You--as "the Adult"--press 1/2 of a cookie down into cake and frosting. Lightly sprinkle ground cloves over the spread chocolate frosting--if desired.

Then you--as "the Adult"--set 1 ghost-shaped Peep marshmallow standing up on cake. Add a few orange, red, and yellow colored leaf shaped sprinkles and a few colored bone shaped sprinkles to the cake. If you do this in front of the children, they will quickly perceive how easy it is to create and decorate the cemetery.

Then you--as "the Adult"--monitor the activity as the children decorate and create, but let them decide what, how, and where to put which items. I've done this activity with up to 5 children. Actually, 4 children is a better number. If you know you will have more children, I suggest you make a second cake.

One year, I had a boy insist the bones must be sticking up out of the graves, because the skeletons were rising from the earth. Another year, a pair of older children carefully picked out matching bones and pieced them together like a puzzle resembling two full skeletons laying down in the front of the cemetery. It looked like they had been walking or standing. One year, one of the girls artfully arranged huge piles of colored leaf sprinkles around the gravestones. One boy arranged small candy pumpkins a top the gravestones. Etc.

No matter what, the result will be fun and wonderful. Even if you have a very young group and all the cookies are lop-sided and falling down, it doesn't matter. Remember, that particular tumbled down cemetery could be a really old, dilapidated graveyard.

Presentation:

Display the finished product prominently at the feast. Make certain all the other "Adults" admire this piece of food art.
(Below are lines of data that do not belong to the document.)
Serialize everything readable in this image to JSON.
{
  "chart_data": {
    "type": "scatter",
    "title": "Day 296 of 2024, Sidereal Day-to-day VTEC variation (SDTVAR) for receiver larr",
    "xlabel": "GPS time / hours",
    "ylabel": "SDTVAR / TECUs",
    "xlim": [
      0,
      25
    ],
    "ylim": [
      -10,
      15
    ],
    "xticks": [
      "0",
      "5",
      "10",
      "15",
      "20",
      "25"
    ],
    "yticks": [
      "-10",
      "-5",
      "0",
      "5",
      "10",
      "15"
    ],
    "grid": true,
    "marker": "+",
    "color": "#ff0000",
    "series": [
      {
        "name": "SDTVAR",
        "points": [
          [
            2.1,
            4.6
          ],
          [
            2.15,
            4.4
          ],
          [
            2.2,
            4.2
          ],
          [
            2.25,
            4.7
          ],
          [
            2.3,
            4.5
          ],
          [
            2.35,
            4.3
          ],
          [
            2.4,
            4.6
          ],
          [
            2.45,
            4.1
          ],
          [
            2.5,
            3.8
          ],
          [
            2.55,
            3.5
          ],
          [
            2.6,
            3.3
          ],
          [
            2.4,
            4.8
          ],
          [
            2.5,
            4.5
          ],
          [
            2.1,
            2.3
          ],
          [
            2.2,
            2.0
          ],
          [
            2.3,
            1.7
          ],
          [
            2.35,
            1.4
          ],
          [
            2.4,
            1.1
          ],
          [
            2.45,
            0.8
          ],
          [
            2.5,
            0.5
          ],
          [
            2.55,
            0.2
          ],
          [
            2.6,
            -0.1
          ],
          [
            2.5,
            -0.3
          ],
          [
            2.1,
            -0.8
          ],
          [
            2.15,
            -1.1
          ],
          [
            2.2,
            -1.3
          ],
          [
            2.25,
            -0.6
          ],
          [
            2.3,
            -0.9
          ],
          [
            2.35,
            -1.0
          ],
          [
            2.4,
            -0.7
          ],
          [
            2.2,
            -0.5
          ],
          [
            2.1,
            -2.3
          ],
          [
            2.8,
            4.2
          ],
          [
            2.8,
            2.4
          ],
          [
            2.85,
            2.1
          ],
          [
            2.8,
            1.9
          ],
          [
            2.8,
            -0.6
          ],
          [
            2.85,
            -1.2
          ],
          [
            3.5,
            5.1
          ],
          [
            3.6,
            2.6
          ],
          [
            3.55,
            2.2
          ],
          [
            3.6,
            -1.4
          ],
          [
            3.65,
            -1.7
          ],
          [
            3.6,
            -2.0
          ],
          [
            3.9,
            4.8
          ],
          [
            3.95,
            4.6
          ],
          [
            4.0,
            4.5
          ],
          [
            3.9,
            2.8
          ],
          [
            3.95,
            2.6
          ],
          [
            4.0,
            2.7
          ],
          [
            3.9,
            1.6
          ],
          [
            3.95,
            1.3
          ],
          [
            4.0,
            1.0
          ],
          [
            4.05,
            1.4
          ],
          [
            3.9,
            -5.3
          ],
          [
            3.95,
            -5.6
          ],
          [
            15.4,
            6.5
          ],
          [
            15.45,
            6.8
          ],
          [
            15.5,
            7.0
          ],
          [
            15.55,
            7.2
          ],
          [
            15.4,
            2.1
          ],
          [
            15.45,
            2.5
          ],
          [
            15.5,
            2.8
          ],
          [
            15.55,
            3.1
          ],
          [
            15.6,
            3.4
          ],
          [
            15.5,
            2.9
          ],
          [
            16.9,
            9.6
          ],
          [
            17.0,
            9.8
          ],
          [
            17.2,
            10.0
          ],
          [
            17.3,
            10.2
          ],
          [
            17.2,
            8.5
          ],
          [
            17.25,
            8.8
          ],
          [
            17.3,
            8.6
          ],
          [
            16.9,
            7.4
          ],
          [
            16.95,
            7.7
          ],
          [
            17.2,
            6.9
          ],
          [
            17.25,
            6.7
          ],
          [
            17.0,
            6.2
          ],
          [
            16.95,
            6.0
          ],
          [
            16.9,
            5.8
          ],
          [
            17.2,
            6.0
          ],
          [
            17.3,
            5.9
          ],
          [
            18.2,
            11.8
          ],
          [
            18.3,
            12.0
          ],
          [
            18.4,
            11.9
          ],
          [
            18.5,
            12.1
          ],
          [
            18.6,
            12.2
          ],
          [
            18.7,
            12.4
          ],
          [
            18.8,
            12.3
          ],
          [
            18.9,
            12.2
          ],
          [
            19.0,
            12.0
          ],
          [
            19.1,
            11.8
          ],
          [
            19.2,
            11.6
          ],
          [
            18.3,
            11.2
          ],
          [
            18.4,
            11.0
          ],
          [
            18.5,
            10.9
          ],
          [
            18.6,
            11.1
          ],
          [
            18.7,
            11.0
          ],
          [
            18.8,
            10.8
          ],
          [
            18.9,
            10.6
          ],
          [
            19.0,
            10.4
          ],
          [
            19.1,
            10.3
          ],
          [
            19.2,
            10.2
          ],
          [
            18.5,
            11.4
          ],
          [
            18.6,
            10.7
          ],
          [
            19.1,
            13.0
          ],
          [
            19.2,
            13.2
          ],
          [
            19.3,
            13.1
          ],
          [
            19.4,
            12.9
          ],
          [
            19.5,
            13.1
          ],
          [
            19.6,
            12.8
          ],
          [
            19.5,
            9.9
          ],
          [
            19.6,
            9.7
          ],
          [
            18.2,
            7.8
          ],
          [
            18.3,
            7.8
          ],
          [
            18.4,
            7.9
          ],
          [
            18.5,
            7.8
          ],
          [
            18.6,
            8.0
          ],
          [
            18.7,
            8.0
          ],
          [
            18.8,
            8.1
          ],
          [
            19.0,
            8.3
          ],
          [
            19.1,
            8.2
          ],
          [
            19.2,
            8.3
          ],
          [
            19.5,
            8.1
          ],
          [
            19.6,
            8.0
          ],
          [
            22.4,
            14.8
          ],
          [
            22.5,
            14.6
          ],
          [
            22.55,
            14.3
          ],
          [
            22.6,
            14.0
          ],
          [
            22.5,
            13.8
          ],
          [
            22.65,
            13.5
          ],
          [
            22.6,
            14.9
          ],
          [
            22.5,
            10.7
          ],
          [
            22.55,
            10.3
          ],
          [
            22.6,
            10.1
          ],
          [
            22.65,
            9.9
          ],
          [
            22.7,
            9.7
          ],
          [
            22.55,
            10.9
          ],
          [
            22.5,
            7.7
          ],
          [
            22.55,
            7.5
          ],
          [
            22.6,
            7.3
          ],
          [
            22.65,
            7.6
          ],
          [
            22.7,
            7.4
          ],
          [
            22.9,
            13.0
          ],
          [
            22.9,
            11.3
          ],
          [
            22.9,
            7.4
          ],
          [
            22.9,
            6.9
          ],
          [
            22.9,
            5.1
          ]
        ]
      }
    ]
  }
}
Above, I mentioned that a pair of older children had carefully picked out matching candy
bones and pieced them together like a jigsaw puzzle. The result was two full skeletons
laying down in the front of the cemetery. I was surprised to recenly locate a copy of
this photo in the bottom of a box. It was taken circa 2004 at CPC's Samhain, held at
Hard Bargain Farm in Southern Maryland. As you can see, it does look like the skeletons
had been walking or standing. Photo added 2018.